During Francis and the Lights’ brief opening act, frontman Francis Farewell Starlite teased the crowd, telling them that one-third of the way into Chance’s performance they’d realize they were at the most incredible show they’ve ever seen. Starlite’s claim held true.

Chance kicked off his set with the up-tempo “Angels” from his new album Coloring Book. Throughout the night, Chance did what Chance does best: He radiated joy throughout the venue, up into the balconies, and probably out into the alleys of Deep Ellum. His energy, as he moved and danced across the stage, permeated the Bomb Factory. His sincere smile was contagious. When he smiled, the crowd smiled too. Chance’s care for his fans was also clear: security guards were instructed to toss water bottles into the crowd to make sure concert-goers stayed hydrated.

After playing a few songs and introducing himself to the audience, Chance was greeted on stage by an almost life-sized puppet of a lion named Carlos, who would serve as Chance’s MC for the rest of the evening. Chance and Carlos said they hadn’t seen each other since Chance was a boy, which leads one to think that Carlos may have been a favorite stuffed animal or imaginary friend of a young Chance. Carlos was later joined by a gospel choir of puppets.

Chance performed all of the songs from Coloring Book and mixed in some fan favorite such as “Favorite Song,” “Pusha Man” and “Cocoa Butter Kisses” from his second mixtape, Acid Rap. He was joined by Donnie Trumpet for “Sunday Candy,” and he performed his verse from “Ultralight Beam” off of Kanye West’s album The Life of Pablo.

As the show came to an end, the scene at the Bomb Factory started to feel less like a rap concert and more like church. With arms stretched out to the ceiling, the crowd joined Chance in singing, “How great is our God? Sing with me, how great is our God?” from his song “How Great.” Fans also sang along to “Blessings” and an extended chorus of the song’s lyrics, “Are you ready for your blessings?
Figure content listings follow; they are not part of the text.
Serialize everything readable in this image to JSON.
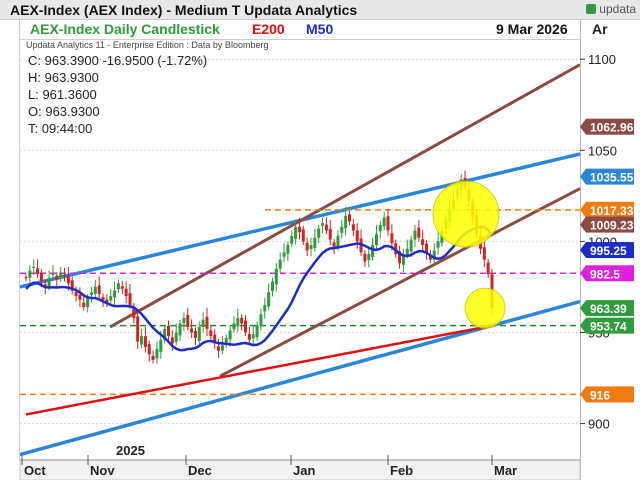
{
  "window": {
    "title": "AEX-Index (AEX Index) - Medium T  Updata Analytics"
  },
  "brand": {
    "name": "updata"
  },
  "chart_header": {
    "name": "AEX-Index Daily Candlestick",
    "e200_label": "E200",
    "m50_label": "M50",
    "date": "9 Mar 2026",
    "axis_head": "Ar"
  },
  "source_note": "Updata Analytics 11 - Enterprise Edition : Data by Bloomberg",
  "ohlc": {
    "c": "C:  963.3900  -16.9500 (-1.72%)",
    "h": "H:  963.9300",
    "l": "L:  961.3600",
    "o": "O:  963.9300",
    "t": "T:  09:44:00"
  },
  "colors": {
    "up": "#2e9c3a",
    "down": "#d42020",
    "e200": "#e01010",
    "m50": "#1c2cc8",
    "trend_blue": "#2a86d8",
    "channel_brown": "#8b4a42",
    "orange": "#f07c10",
    "magenta": "#e020e0",
    "green_line": "#1c8a2c",
    "highlight": "#ffff00"
  },
  "chart_data": {
    "type": "candlestick",
    "title": "AEX-Index Daily Candlestick",
    "y_axis": {
      "ticks": [
        900,
        950,
        1000,
        1050,
        1100
      ],
      "range": [
        880,
        1110
      ],
      "grid": true
    },
    "x_axis": {
      "months": [
        "Oct",
        "Nov",
        "Dec",
        "Jan",
        "Feb",
        "Mar"
      ],
      "year_label": "2025"
    },
    "price_labels": [
      {
        "value": 1062.96,
        "text": "1062.96",
        "color": "#8b4a42"
      },
      {
        "value": 1035.55,
        "text": "1035.55",
        "color": "#2a86d8"
      },
      {
        "value": 1017.33,
        "text": "1017.33",
        "color": "#f07c10"
      },
      {
        "value": 1009.23,
        "text": "1009.23",
        "color": "#8b4a42"
      },
      {
        "value": 995.25,
        "text": "995.25",
        "color": "#1c2cc8"
      },
      {
        "value": 982.5,
        "text": "982.5",
        "color": "#e020e0"
      },
      {
        "value": 963.39,
        "text": "963.39",
        "color": "#2e9c3a"
      },
      {
        "value": 953.74,
        "text": "953.74",
        "color": "#2e9c3a"
      },
      {
        "value": 916,
        "text": "916",
        "color": "#f07c10"
      }
    ],
    "horizontal_levels": [
      {
        "value": 1017.33,
        "style": "dashed",
        "color": "#f07c10"
      },
      {
        "value": 982.5,
        "style": "dashed",
        "color": "#e020e0"
      },
      {
        "value": 953.74,
        "style": "dashed",
        "color": "#1c8a2c"
      },
      {
        "value": 916,
        "style": "dashed",
        "color": "#f07c10"
      }
    ],
    "closes": [
      980,
      984,
      986,
      982,
      978,
      975,
      980,
      982,
      979,
      983,
      981,
      977,
      973,
      970,
      968,
      964,
      969,
      972,
      975,
      971,
      968,
      966,
      970,
      973,
      977,
      974,
      970,
      965,
      958,
      945,
      948,
      942,
      938,
      935,
      941,
      946,
      952,
      948,
      944,
      950,
      955,
      958,
      953,
      950,
      947,
      953,
      957,
      952,
      948,
      944,
      940,
      943,
      947,
      951,
      955,
      958,
      955,
      950,
      946,
      949,
      954,
      960,
      965,
      972,
      978,
      985,
      990,
      994,
      998,
      1003,
      1008,
      1005,
      1000,
      995,
      998,
      1002,
      1007,
      1010,
      1006,
      1001,
      997,
      1003,
      1008,
      1014,
      1011,
      1006,
      1000,
      994,
      989,
      993,
      998,
      1004,
      1009,
      1013,
      1006,
      999,
      993,
      988,
      992,
      996,
      1001,
      1006,
      1002,
      998,
      994,
      990,
      995,
      1000,
      1006,
      1012,
      1018,
      1023,
      1029,
      1034,
      1030,
      1022,
      1013,
      1004,
      996,
      990,
      982,
      963.39
    ]
  }
}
Are you ready for your miracle?” Then Chance asked the crowd to put away their phones.

“I know y’all want to post videos for Snapchat,” Chance said. “And that’s cool. But if there’s ever a moment when I want you to put your phones away and listen to what I’m saying, that moment would be now.”

After (most of) the audience reluctantly put their phones away, Chance began to preach like he was at the pulpit on Sunday morning.

“Your blessing isn’t on my album. It’s not on this tour. It’s not on my mixtapes. But it’s coming,” Chance said in a smooth, melodic tone.

Chance asked the audience if they were familiar with the expression “beating a horse.” He then walked to the opposite side of the stage and told fans that he’s not afraid to do that with the message of his show, before delivering his sermon once again. Chance told the crowd he wanted to drive home his point so hard that no one would forget it: Your blessing is coming.